The entire Boothbay Harbor school joined in, creating and selling art based upon African styles. The proceeds could have bought a lot of pizza and soft drinks. Instead, it will buy, at $50 a human being, the freedom of 20 Sudanese.
Perhaps someone like Abuk Deng Akuei, a girl in her early teens who was taken from her Sudan village in a raid by a militia group in 1977 and sold into slavery. When her owner wasn’t raping, mutilating or beating her, he kept her penned with his other livestock.
With the Massachusetts-based American Anti-Slavery Group providing the money and the Swiss-based relief organization Christian Solidarity making the transaction, Abuk’s freedom was bought early this year and she was returned home.
Schools got involved in this remarkable movement last year when an Aurora, Colo., elementary began fund drives that so far have raised $50,000. At least 100 schools around the country have since joined the effort: a junior high in Deep River, Conn., held a dance; sixth-grade students in Miami sold candy; Boothbay kids turned social studies into social action.

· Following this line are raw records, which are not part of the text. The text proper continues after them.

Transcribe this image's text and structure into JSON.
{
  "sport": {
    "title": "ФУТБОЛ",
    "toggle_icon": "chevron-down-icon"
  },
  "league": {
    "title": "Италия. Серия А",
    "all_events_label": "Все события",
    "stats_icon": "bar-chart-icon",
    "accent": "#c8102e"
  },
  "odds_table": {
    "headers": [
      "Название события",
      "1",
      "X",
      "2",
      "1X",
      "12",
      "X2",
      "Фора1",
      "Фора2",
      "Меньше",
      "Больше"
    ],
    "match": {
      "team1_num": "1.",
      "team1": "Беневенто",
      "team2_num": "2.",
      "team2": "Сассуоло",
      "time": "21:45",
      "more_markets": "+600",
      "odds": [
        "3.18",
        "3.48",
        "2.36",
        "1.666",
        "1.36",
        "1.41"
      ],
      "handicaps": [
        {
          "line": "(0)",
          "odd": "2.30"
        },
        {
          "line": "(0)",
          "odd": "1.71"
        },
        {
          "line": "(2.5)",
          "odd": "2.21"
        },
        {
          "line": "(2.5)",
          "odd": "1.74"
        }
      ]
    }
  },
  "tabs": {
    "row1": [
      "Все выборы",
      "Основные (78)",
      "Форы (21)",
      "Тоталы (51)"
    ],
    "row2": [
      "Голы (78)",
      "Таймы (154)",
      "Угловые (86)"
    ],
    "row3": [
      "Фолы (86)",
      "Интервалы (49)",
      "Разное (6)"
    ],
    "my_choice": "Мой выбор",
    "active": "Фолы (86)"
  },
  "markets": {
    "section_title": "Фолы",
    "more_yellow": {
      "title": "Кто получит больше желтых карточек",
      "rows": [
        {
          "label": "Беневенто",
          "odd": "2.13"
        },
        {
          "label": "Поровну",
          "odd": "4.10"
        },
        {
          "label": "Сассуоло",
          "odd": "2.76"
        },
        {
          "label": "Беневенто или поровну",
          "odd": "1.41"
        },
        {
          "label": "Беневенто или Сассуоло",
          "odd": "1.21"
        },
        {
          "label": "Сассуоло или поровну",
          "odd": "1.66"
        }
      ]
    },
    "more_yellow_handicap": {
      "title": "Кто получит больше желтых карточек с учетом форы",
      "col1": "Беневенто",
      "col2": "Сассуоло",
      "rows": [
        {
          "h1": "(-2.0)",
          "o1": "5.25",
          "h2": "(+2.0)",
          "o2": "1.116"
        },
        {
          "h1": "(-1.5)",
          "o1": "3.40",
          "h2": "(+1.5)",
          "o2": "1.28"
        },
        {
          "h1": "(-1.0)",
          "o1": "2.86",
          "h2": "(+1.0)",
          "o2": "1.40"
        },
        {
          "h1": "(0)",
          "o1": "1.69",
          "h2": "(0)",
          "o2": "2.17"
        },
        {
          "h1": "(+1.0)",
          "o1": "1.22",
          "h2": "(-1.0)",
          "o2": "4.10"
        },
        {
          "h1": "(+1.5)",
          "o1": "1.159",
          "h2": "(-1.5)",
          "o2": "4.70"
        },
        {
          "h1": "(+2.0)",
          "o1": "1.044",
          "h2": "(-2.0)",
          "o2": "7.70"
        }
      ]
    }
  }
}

American Anti-Slavery was founded in 1993 by Charles Jacobs, whose successful career as a management consultant suddenly seemed irrelevant when he read of the burgeoning slave trade that exists today: Human rights organizations say millions of slaves are sold around the world every year — as prostitutes in Thailand, as charcoal workers in Brazil, as brick kiln operators in Pakistan, as bonded farmers in India, as war loot in Sudan. In Africa, Jacob’s group works closely with Christian Solidarity, which does the dangerous work of actually dealing with the slave traders.

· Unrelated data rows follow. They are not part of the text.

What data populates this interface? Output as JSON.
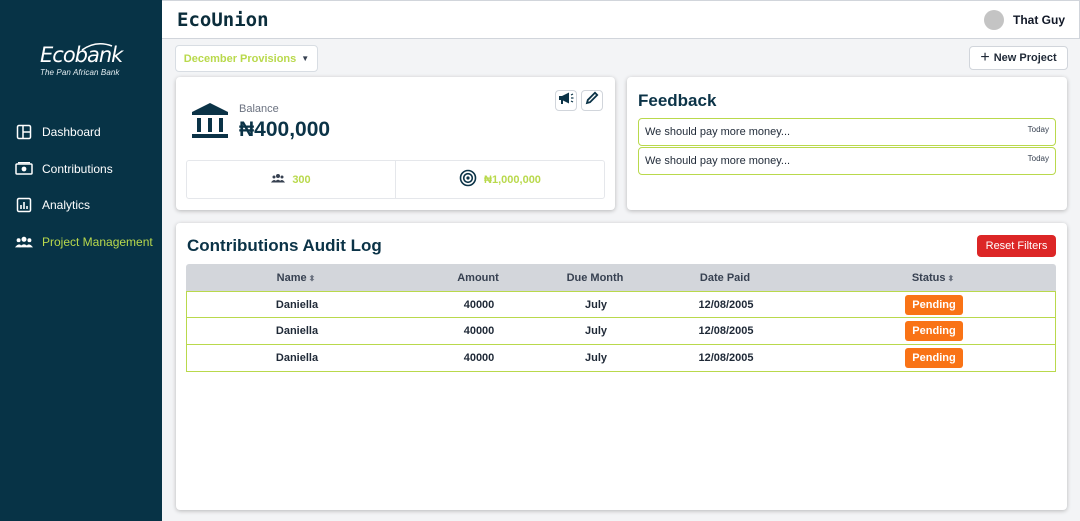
{
  "app_title": "EcoUnion",
  "user": {
    "name": "That Guy"
  },
  "brand": {
    "logo_text": "Ecobank",
    "tagline": "The Pan African Bank",
    "accent": "#b9d94c",
    "sidebar_bg": "#073346"
  },
  "sidebar": {
    "items": [
      {
        "label": "Dashboard",
        "icon": "dashboard-icon",
        "active": false
      },
      {
        "label": "Contributions",
        "icon": "money-icon",
        "active": false
      },
      {
        "label": "Analytics",
        "icon": "chart-icon",
        "active": false
      },
      {
        "label": "Project Management",
        "icon": "people-icon",
        "active": true
      }
    ]
  },
  "toolbar": {
    "provision_select": "December Provisions",
    "new_project_label": "New Project"
  },
  "balance": {
    "label": "Balance",
    "value": "₦400,000",
    "members": "300",
    "target": "₦1,000,000"
  },
  "feedback": {
    "title": "Feedback",
    "items": [
      {
        "text": "We should pay more money...",
        "time": "Today"
      },
      {
        "text": "We should pay more money...",
        "time": "Today"
      }
    ]
  },
  "audit": {
    "title": "Contributions Audit Log",
    "reset_label": "Reset Filters",
    "columns": [
      "Name",
      "Amount",
      "Due Month",
      "Date Paid",
      "Status"
    ],
    "rows": [
      {
        "name": "Daniella",
        "amount": "40000",
        "due": "July",
        "paid": "12/08/2005",
        "status": "Pending"
      },
      {
        "name": "Daniella",
        "amount": "40000",
        "due": "July",
        "paid": "12/08/2005",
        "status": "Pending"
      },
      {
        "name": "Daniella",
        "amount": "40000",
        "due": "July",
        "paid": "12/08/2005",
        "status": "Pending"
      }
    ],
    "status_color": "#f97316"
  }
}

In a way that is both somewhat understandable and altogether puzzling, many human-rights organizations, including UNICEF, oppose this movement, saying it merely encourages slave trade by creating a market. In a narrow sense, they are correct. Jacobs counters by saying the goal is not to end this abomination one deal at a time, but to raise awareness and outrage to such a level that the world can no longer look the other way.
Jacobs is more correct. Congress last week heard him testify on slavery in North Africa. The American Anti-Slavery Group now has chapters in major cities throughout the country. The school component is mushrooming. The world is paying attention. Not at all incidentally, more than 800 Sudanese slaves have been freed.
It’s been 150 years since Harriet Beecher Stowe, with one book, made abolition an imperative in this country. Thousands of schoolkids, like those in Boothbay Harbor, can do the same worldwide with dances, candy sales and art auctions. At the same time, their selfless efforts can emancipate the terrorized American psyche from slavery of a different kind.